A doubly robust estimator for the Mann Whitney Wilcoxon rank sum test when applied for causal inference in observational studies

J Appl Stat. 2024 May 15;51(16):3267-3291. doi: 10.1080/02664763.2024.2346357. eCollection 2024.

Abstract

The Mann-Whitney-Wilcoxon rank sum test (MWWRST) is a widely used method for comparing two treatment groups in randomized control trials, particularly when dealing with highly skewed data. However, when applied to observational study data, the MWWRST often yields invalid results for causal inference. To address this limitation, Wu et al. (Causal inference for Mann-Whitney-Wilcoxon rank sum and other nonparametric statistics, Stat. Med. 33 (2014), pp. 1261-1271) introduced an approach that incorporates inverse probability weighting (IPW) into this rank-based statistic to mitigate confounding effects. Subsequently, Mao (On causal estimation using U-statistics, Biometrika 105 (2018), pp. 215-220), Zhang et al. (Estimating Mann Whitney-type causal effects, J. Causal Inference 7 (2019), ARTICLE ID 20180010), and Ai et al. (A Mann-Whitney test of distributional effects in a multivalued treatment, J. Stat. Plan.

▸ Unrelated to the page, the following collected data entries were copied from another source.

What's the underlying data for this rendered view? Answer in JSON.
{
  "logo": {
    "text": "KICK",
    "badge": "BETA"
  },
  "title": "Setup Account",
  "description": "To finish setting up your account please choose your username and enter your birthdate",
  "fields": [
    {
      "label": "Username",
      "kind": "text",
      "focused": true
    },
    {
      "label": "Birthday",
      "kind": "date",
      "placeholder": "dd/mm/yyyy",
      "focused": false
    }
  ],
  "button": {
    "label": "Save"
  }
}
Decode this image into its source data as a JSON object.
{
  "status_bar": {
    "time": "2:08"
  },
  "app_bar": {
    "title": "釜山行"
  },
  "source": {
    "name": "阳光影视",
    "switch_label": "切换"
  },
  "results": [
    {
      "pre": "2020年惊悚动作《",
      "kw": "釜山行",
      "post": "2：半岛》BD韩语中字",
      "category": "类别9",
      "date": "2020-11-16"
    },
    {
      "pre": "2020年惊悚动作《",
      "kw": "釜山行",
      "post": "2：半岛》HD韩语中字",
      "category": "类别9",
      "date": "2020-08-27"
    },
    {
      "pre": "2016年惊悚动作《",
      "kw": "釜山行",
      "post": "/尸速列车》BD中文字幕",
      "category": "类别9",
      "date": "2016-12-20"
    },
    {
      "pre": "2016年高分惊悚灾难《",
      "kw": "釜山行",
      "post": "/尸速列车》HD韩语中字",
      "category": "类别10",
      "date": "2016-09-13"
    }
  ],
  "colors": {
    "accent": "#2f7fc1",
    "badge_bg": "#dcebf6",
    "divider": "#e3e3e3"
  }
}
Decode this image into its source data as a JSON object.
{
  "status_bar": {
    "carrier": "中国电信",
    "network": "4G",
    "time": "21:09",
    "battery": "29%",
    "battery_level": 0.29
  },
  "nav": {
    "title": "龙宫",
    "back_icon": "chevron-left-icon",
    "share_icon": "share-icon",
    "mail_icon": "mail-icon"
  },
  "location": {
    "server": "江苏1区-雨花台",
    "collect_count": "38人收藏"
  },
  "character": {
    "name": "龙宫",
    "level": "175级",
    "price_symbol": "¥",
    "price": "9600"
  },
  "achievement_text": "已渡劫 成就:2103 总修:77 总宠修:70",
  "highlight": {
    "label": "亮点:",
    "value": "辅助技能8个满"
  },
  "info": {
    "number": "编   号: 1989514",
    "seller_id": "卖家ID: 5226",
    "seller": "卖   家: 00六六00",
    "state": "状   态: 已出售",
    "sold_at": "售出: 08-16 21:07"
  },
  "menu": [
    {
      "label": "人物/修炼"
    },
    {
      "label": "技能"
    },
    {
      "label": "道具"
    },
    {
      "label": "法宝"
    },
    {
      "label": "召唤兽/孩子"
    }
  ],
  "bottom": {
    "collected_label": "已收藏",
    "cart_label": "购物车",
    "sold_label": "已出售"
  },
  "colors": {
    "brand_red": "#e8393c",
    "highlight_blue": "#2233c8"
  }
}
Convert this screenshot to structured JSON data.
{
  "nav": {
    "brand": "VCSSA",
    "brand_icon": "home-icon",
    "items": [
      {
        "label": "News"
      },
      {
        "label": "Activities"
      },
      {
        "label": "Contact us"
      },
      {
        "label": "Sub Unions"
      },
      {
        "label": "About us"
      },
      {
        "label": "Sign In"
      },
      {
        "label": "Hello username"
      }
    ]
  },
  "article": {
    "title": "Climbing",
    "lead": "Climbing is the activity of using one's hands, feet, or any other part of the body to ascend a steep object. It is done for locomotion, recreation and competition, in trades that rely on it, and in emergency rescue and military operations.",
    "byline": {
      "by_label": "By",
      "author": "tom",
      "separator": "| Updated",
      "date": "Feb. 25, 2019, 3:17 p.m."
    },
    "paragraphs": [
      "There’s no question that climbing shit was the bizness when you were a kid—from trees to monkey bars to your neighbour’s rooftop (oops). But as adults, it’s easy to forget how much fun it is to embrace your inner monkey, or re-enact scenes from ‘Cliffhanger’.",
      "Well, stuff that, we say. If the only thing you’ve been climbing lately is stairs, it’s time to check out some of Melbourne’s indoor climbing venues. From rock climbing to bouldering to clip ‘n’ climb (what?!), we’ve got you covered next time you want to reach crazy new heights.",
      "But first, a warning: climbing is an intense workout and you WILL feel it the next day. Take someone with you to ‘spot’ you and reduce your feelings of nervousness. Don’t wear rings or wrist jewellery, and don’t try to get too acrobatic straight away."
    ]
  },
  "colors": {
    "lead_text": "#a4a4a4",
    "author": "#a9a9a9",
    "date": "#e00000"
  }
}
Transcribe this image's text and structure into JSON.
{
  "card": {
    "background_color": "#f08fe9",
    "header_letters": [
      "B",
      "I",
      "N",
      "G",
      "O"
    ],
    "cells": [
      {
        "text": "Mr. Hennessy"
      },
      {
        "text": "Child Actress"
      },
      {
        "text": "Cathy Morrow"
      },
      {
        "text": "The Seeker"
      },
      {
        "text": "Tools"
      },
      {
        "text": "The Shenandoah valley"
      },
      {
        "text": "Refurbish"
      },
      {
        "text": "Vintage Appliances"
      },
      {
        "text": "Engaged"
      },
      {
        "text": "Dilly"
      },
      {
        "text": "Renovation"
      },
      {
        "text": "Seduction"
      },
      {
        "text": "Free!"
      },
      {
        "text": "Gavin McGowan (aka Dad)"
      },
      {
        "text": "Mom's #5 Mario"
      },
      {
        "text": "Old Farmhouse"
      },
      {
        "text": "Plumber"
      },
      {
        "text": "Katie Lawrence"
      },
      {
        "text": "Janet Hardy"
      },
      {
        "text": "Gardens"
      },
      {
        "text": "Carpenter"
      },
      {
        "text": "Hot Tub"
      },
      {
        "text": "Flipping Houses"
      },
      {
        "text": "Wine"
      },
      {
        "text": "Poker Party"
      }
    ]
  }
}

Inference 209 (2020), pp. 85-100) extended this IPW estimator to develop doubly robust estimators. Nevertheless, each of these approaches has notable limitations. Mao's method imposes stringent assumptions that may not align with real-world study data. Zhang et al.'s (Estimating Mann Whitney-type causal effects, J. Causal Inference 7 (2019), ARTICLE ID 20180010) estimators rely on bootstrap inference, which suffers from computational inefficiency and lacks known asymptotic properties. Meanwhile, Ai et al. (A Mann-Whitney test of distributional effects in a multivalued treatment, J. Stat. Plan. Inference 209 (2020), pp. 85-100) primarily focus on testing the null hypothesis of equal distributions between two groups, which is a more stringent assumption that may not be well-suited to the primary practical application of MWWRST. In this paper, we aim to address these limitations by leveraging functional response models (FRM) to develop doubly robust estimators. We demonstrate the performance of our proposed approach using both simulated and real study data.

Keywords: Functional response models; U-statistics generalized estimating equations; inverse probability weighting; mean rank; mean score imputation; outcome regression.